Several points need to be made here about what is going on in the Maryland special session:
First, there has not been enough serious hard-nosed discussion by the Governor and General Assembly concerning meaningful spending cuts to reduce the budget deficit. Before considering widespread and significant tax increases of the kind now being considered, the Governor and legislators should show a heretofore lacking seriousness about controlling spending. In their minds, the burden of closing the deficit predominantly falls on the tax side.
Second, the way in which the proposed new tax on computing services popped up out of the blue illustrates the pitfalls of trying to develop rational tax and budget policy on the fly during a hasty special session. There have been no hearings on the impact of taxing computer servcies for the first time. Or for lumping them with landscaping and arcade services, while dropping tanning salons, massage therapy, and health clubs from the proposed expanded tax net.
Third, assuming simply for the sake of argument that the application of the sales tax is going to be expanded, targeting computer services doesn't make sense. Computer services play the --not "a"-- but "the" key role in the information economy. The types of services that would be impacted by the new tax are integral to the installation and maintenance of high-speed broadband networks upon which so much of today's information economy depends. By virtue of their importance in enabling the efficent and less costly delivery of other goods and services, computing services have a positive multiplier effect on the economy at large.
Computer services constitute a segment of its economic base that Maryland should want to promote, not discourage, especially if the state wishes to compete with its neighbors such as Virginia, which have become world-class information economy hubs.
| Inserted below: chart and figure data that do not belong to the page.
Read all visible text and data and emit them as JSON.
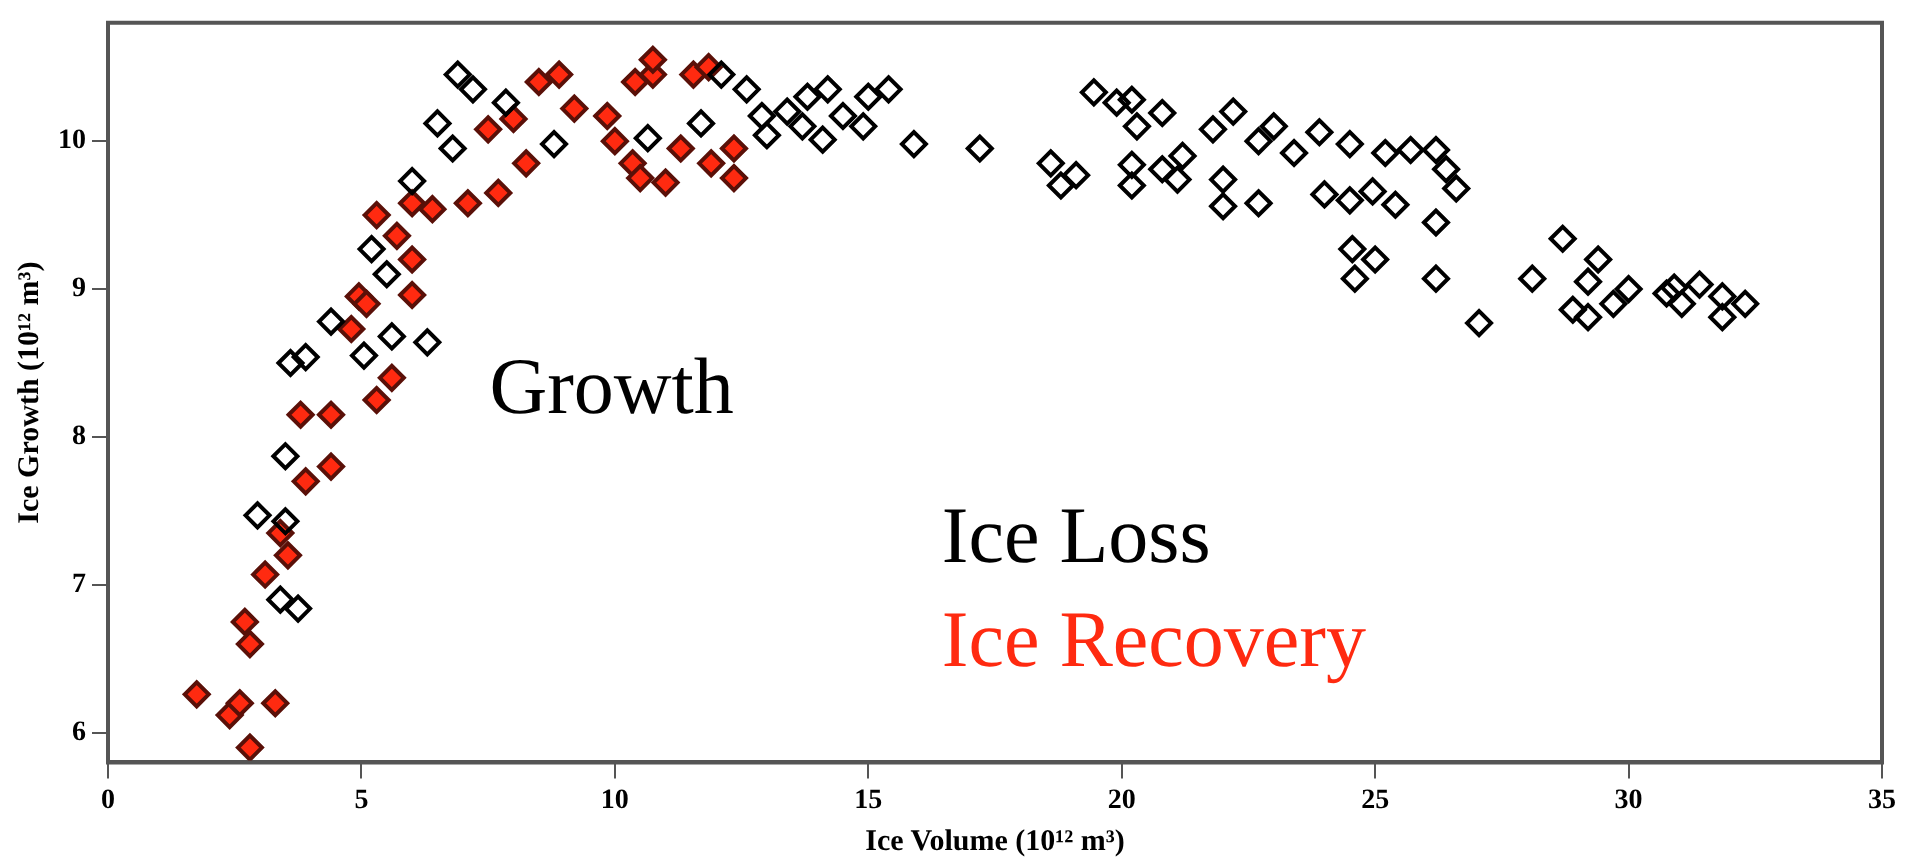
{
  "chart_data": {
    "type": "scatter",
    "xlabel": "Ice Volume (10¹² m³)",
    "ylabel": "Ice Growth (10¹² m³)",
    "annotations": [
      "Growth"
    ],
    "xlim": [
      0,
      35
    ],
    "ylim": [
      5.8,
      10.8
    ],
    "xticks": [
      0,
      5,
      10,
      15,
      20,
      25,
      30,
      35
    ],
    "yticks": [
      6,
      7,
      8,
      9,
      10
    ],
    "grid": false,
    "marker": "diamond",
    "legend": "bottom",
    "series": [
      {
        "name": "Ice Loss",
        "color": "#000000",
        "x": [
          6.9,
          7.2,
          6.5,
          6.8,
          6.0,
          5.2,
          5.5,
          6.3,
          5.6,
          4.4,
          3.6,
          3.9,
          3.5,
          2.95,
          3.5,
          3.75,
          3.4,
          5.05,
          7.85,
          8.8,
          10.65,
          11.7,
          12.1,
          12.6,
          13.0,
          13.4,
          13.8,
          14.1,
          14.5,
          15.0,
          15.4,
          14.9,
          15.9,
          12.9,
          13.7,
          14.2,
          17.2,
          18.6,
          19.1,
          18.8,
          19.45,
          19.9,
          20.2,
          20.8,
          20.3,
          20.2,
          20.2,
          20.8,
          21.2,
          21.1,
          21.8,
          22.2,
          22.0,
          22.0,
          22.7,
          22.7,
          23.0,
          23.4,
          23.9,
          24.5,
          24.0,
          24.5,
          24.95,
          25.4,
          25.2,
          25.7,
          26.2,
          26.4,
          26.6,
          26.2,
          24.55,
          25.0,
          24.6,
          26.2,
          27.05,
          28.1,
          28.7,
          29.4,
          29.2,
          28.9,
          29.2,
          30.0,
          29.7,
          30.75,
          31.05,
          31.4,
          31.85,
          31.85,
          32.3,
          30.9
        ],
        "values": [
          10.45,
          10.35,
          10.12,
          9.95,
          9.73,
          9.27,
          9.1,
          8.64,
          8.68,
          8.78,
          8.5,
          8.54,
          7.87,
          7.47,
          7.43,
          6.84,
          6.9,
          8.55,
          10.26,
          9.98,
          10.02,
          10.12,
          10.45,
          10.35,
          10.04,
          10.2,
          10.3,
          10.01,
          10.17,
          10.3,
          10.35,
          10.1,
          9.98,
          10.17,
          10.1,
          10.35,
          9.95,
          9.85,
          9.77,
          9.7,
          10.33,
          10.26,
          10.28,
          10.19,
          10.1,
          9.84,
          9.7,
          9.81,
          9.9,
          9.74,
          10.08,
          10.2,
          9.56,
          9.74,
          9.58,
          10.0,
          10.1,
          9.92,
          10.06,
          9.98,
          9.64,
          9.6,
          9.66,
          9.57,
          9.92,
          9.94,
          9.94,
          9.81,
          9.68,
          9.45,
          9.27,
          9.2,
          9.07,
          9.07,
          8.77,
          9.07,
          9.34,
          9.2,
          9.05,
          8.86,
          8.81,
          9.0,
          8.9,
          8.97,
          8.9,
          9.03,
          8.95,
          8.81,
          8.9,
          9.01
        ]
      },
      {
        "name": "Ice Recovery",
        "color": "#ff2a10",
        "x": [
          1.75,
          2.4,
          2.8,
          2.6,
          3.3,
          2.7,
          2.8,
          3.1,
          3.4,
          3.55,
          3.9,
          4.4,
          3.8,
          4.4,
          5.3,
          5.6,
          4.8,
          4.95,
          5.1,
          6.0,
          6.0,
          5.7,
          5.3,
          6.0,
          6.4,
          7.1,
          7.7,
          7.5,
          8.0,
          8.25,
          8.5,
          8.9,
          9.2,
          9.85,
          10.0,
          10.35,
          10.75,
          10.75,
          11.55,
          11.85,
          11.3,
          11.0,
          10.5,
          11.9,
          12.35,
          12.35,
          10.4
        ],
        "values": [
          6.26,
          6.12,
          5.9,
          6.2,
          6.2,
          6.75,
          6.6,
          7.07,
          7.35,
          7.2,
          7.7,
          7.8,
          8.15,
          8.15,
          8.25,
          8.4,
          8.73,
          8.95,
          8.9,
          8.96,
          9.2,
          9.36,
          9.5,
          9.58,
          9.54,
          9.58,
          9.65,
          10.08,
          10.15,
          9.85,
          10.4,
          10.45,
          10.22,
          10.17,
          10.0,
          9.85,
          10.45,
          10.55,
          10.45,
          10.5,
          9.95,
          9.72,
          9.75,
          9.85,
          9.95,
          9.75,
          10.4
        ]
      }
    ]
  }
}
The new tax will cause computer services firms, especially small ones that wish to grow, to consider moving to Northern Virginia or Pennsylvania, which don't tax such services.
Perhaps it might make sense, assuming taxes must be raised at all, to tax arcades or tanning salons. But taxing computer services doesn't make sense.If Maryland's legislators take the time necessary to develop sound budget policy, they will realize that this is one tax that doesn't compute!